Review of The Left Hand of Darkness by Ursula K. Le Guin


The Left Hand of Darkness (Hainish Cycle #6)The Left Hand of Darkness by Ursula K. Le Guin
My rating: 5 of 5 stars

I was completely unaware that this was the 6th book of a series. I don’t think that really hurt my understanding of the expertly crafted world. This book explores, race, the sexes, sexuality, and the meaning of being human. Int his universe there are a number of worlds where humans live, at least 84, there could be more, but we only know of 83, plus the planet of Winter, where the story takes place.

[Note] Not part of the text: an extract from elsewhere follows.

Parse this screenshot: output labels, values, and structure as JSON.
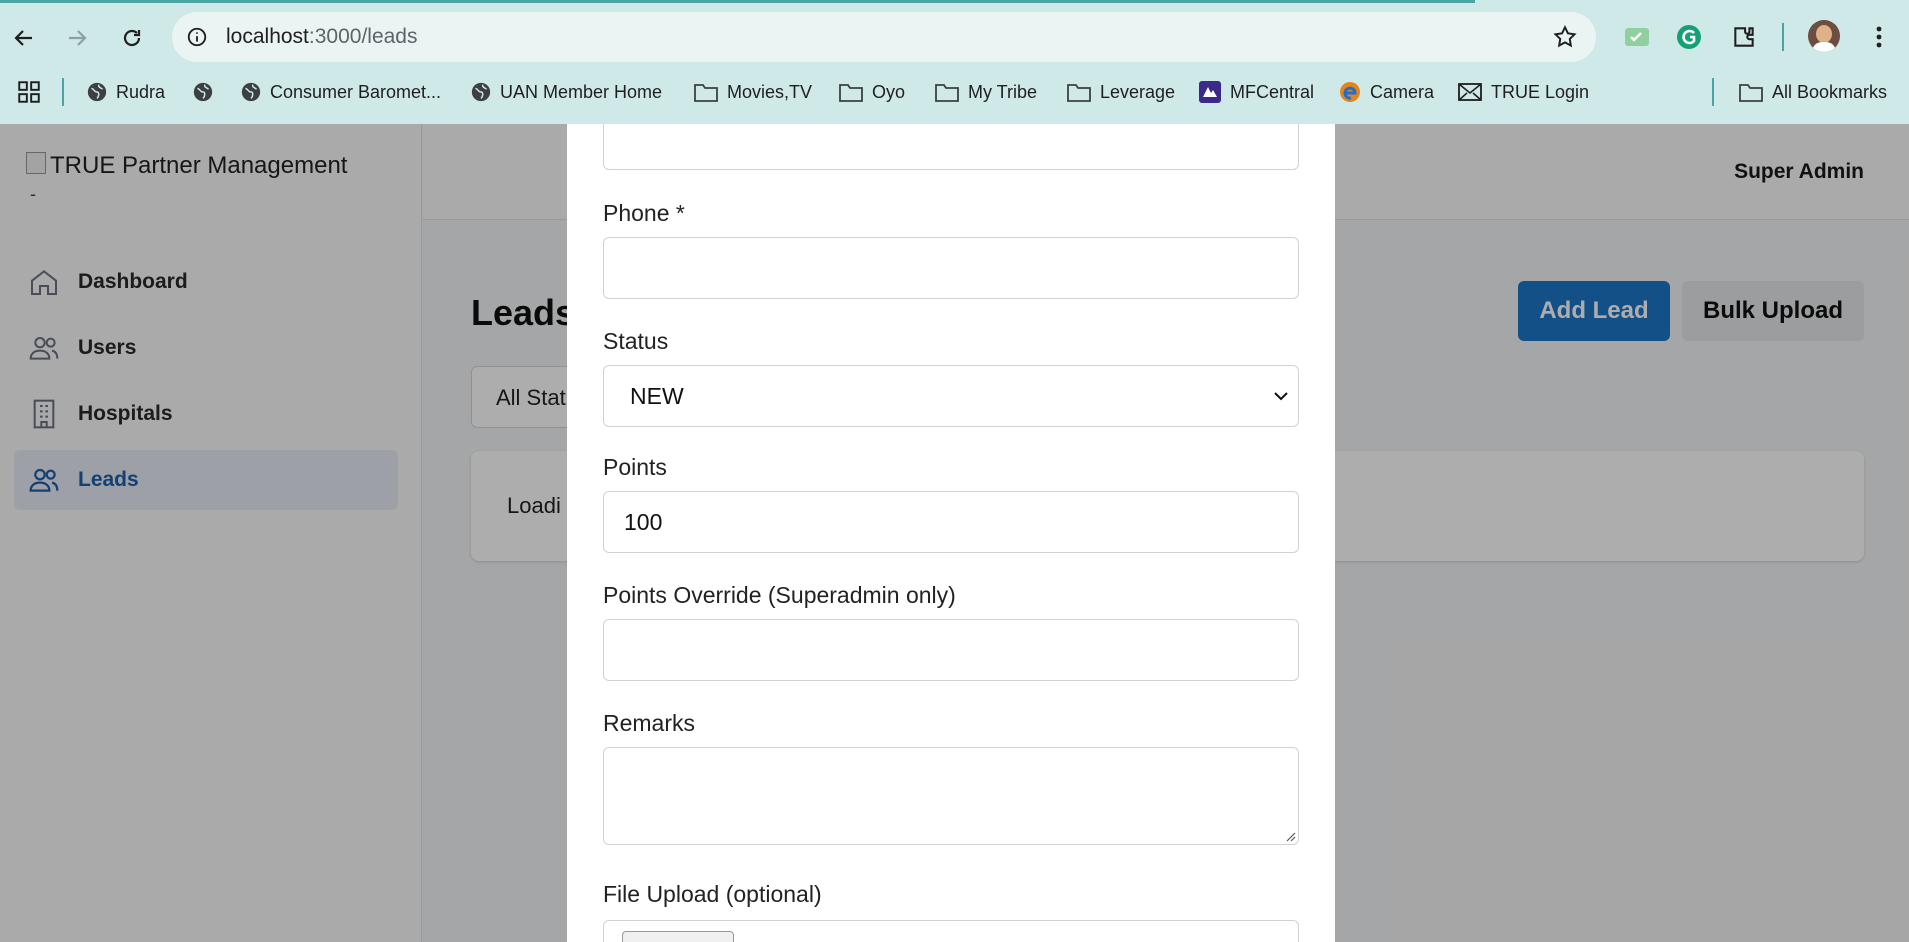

The world is interesting for two main reasons. First, it takes place on a planet that has been in an iceage for millennia. Second, humans don’t have the two obvious genders, male and female. The humans on this planet are able to, and do, switch between the two during their “kemmering” whichis the ONLY time there are any sexes on the planet. In fact, the rest of the time they are essentially eunuchs. Technically having both male and female sex organs at this point. The book is interesting, because it’s a study of what life could be like without the duality of male/female. These discussions are important in this day and age, given importance of Trans rights in the political discourse and the general transphobia in parts of the polity (I literally looked at my twitter feed and the ACLU had just posted an article about a trans girl in Texas).

The book is, generally, written from the perspective of an Earth human, a young black man named Genly Ai. Which allows us to feel very connected to this book. The character struggles with handling the lack of duality and continually assigns maleness or femaleness to characters. He often gets them very wrong, especially in the case of his “Landlady.” Who looks more feminine to Genly Ai than many of the other humans on this planet. However, whenever he asked, he learned that the Landlady had never had any children of the flesh but had many children overall (essentially meaning the Landlady had never gotten pregnant but had gotten a number of other people pregnant).

Aside from the obvious relevance of the topic related to Trans rights, the book looks at how politics can change when a leader changes. How a peaceful country that has never known war, can create an otherness out of their neighbor and begin down the path of war. You can see through the action of people the impact of rhetoric of their leaders. This was written at the beginning of the Nixon administration and the end of the Johnson administration. But I think it still rings true given the Trump administration today. Our sense of otherness has moved from outside of our boarders to within our boarders in a terrifying way.

I really enjoyed this book. It was very thought provoking and definitely something worth checking out.